Select Page

There is a new scam involving erroneous tax refunds being deposited into real taxpayer bank accounts. The crooks use various tactics to con taxpayers into turning over the funds. It’s a new twist on an old scam.

Here’s how it works

Thieves are using phishing and other schemes to steal client data from tax professionals. Then, using that data, they file fraudulent tax returns and use the taxpayers’ real bank accounts to deposit erroneous tax refunds. Finally, the thieves, posing as IRS or other law enforcement, call attention to the error and ask taxpayers to return the money to them.

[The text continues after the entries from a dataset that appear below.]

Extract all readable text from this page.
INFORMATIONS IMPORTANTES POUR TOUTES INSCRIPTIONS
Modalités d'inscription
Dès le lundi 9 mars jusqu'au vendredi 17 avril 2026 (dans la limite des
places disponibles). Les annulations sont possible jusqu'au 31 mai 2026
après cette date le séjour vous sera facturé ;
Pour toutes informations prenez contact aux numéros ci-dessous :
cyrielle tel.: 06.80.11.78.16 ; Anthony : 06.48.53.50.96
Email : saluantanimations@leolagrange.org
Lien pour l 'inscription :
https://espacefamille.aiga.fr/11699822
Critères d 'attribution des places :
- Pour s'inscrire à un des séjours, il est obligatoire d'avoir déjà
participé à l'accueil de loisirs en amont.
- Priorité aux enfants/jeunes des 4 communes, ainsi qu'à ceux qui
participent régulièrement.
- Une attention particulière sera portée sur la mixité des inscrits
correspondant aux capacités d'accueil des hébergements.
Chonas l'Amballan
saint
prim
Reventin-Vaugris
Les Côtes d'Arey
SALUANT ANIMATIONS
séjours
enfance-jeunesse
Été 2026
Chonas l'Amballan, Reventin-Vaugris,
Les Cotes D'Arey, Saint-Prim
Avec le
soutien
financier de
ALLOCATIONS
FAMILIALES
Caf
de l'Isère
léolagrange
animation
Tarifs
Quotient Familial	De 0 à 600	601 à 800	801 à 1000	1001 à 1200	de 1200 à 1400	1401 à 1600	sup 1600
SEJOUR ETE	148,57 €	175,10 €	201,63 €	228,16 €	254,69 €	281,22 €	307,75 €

Why are thieves going to such lengths? They know it is more difficult to identify and halt fraudulent tax returns when they are using real client data such as income, dependents, credits, and deductions. Additionally, it’s harder to track when criminals can find alternative ways to get the fraudulent refunds delivered to themselves rather than the real taxpayers – no more stealing checks out of mailboxes.

To get the funds from real taxpayers, thieves use various tactics. In one version, criminals posing as debt collection agency officials acting on behalf of the IRS reach out to taxpayers to say a refund was deposited in error, and ask the taxpayers to forward the money to their collection agency.

In another version, taxpayers who receive an erroneous tax refund receive an automated call with a recorded voice claiming to be from IRS; the caller threatens taxpayers with criminal fraud charges, an arrest warrant and a “blacklisting” of their Social Security number. The recorded voice then gives the taxpayer a case number and a telephone number to call to return the refund.

Unlike previous variations on the scams, there is “proof” that the call from the alleged IRS representative is for real: The taxpayer typically does have a bogus tax refund in his or her bank account.

If this happens to you – and you do have a bogus tax refund in your bank account contact the IRS.